A four-member committee of secretaries has submitted its report on a new gas pricing mechanism, prescribing a rate much lower than the doubling of price approved by the previous UPA Government.
“The report was submitted yesterday,” a top official said.
The Government had last month constituted a committee comprising the secretaries of power, fertilisers and expenditure, with the Additional Secretary in the Oil Ministry as its Member Secretary, to make amends to a formula notified in January that doubled the gas price to $8.4 per million British thermal unit.
The official said the report will be reviewed in the Oil Ministry before a note is moved to the Cabinet.
Though the contents of the report have been kept under wraps, the official indicated that the price increase may be around 50 per cent. Most of the domestically produced gas is currently sold at $4.2 per mmBtu.
The panel has tried to strike a balance between the demands for a market linked rate by gas producers to make marginal and deep-sea fields economically viable, and consumers in the power and fertiliser sector, who have said they cannot afford any rate higher than $5.
Though the Government had said the new gas price would be announced by September-end, there are indications that a decision may be put off until the completion of Assembly polls in Maharasthra and Haryana in mid-October.
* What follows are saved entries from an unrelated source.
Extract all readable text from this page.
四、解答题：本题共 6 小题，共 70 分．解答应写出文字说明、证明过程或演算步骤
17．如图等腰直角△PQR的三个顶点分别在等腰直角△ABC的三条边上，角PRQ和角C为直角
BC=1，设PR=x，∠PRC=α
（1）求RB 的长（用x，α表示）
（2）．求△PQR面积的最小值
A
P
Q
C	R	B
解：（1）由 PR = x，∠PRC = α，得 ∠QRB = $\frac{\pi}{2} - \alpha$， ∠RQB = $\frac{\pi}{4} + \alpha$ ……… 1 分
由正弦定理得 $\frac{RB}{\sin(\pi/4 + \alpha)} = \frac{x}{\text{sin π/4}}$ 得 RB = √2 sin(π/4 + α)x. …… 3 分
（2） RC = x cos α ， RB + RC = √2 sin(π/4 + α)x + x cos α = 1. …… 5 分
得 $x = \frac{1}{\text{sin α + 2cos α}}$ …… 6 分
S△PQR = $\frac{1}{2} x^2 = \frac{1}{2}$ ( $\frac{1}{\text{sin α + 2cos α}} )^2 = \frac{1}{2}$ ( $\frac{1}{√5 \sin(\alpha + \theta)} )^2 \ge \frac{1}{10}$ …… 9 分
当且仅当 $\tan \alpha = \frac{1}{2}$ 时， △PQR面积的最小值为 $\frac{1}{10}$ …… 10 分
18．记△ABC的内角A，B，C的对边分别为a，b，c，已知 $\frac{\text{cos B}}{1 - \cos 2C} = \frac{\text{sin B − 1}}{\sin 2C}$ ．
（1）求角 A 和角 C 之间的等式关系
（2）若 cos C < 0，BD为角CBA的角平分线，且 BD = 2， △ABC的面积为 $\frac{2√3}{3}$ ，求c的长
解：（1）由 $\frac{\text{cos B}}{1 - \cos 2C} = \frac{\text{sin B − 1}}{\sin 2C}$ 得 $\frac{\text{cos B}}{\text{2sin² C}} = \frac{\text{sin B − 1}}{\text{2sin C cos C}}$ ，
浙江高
Any increase, even of $2 per mmBtu, will lead to a hike in CNG prices for automobiles, something the ruling establishment does not want on the eve of State polls.
Industry sources said the previous UPA Government had notified the Rangarajan formula in January but before a rate could be implemented from April 1, general elections were announced and the Election Commission sought postponement of its implementation.
Since elections to the Maharashtra and Haryana Assembly have already been announced, a deferment can be sought on similar grounds.
An increase in gas price would have led to an increase in the cost of urea, power and CNG.
Every dollar increase in gas price will lead to a Rs 1,370 per tonne rise in urea production costs and a 45 paise per unit increase in electricity tariff (for just the 7 per cent of the nation’s power generation capacity based on gas).
Also, there would be a minimum Rs 2.81 per kg increase in CNG price and a Rs 1.89 per standard cubic metre hike in piped cooking gas.
The increase in gas price would bring a windfall for the Government — about $2.08 billion (Rs 12,900 crore) from additional profit petroleum, royalty and taxes accruing from the doubling of gas rates, according to Oil Ministry estimates.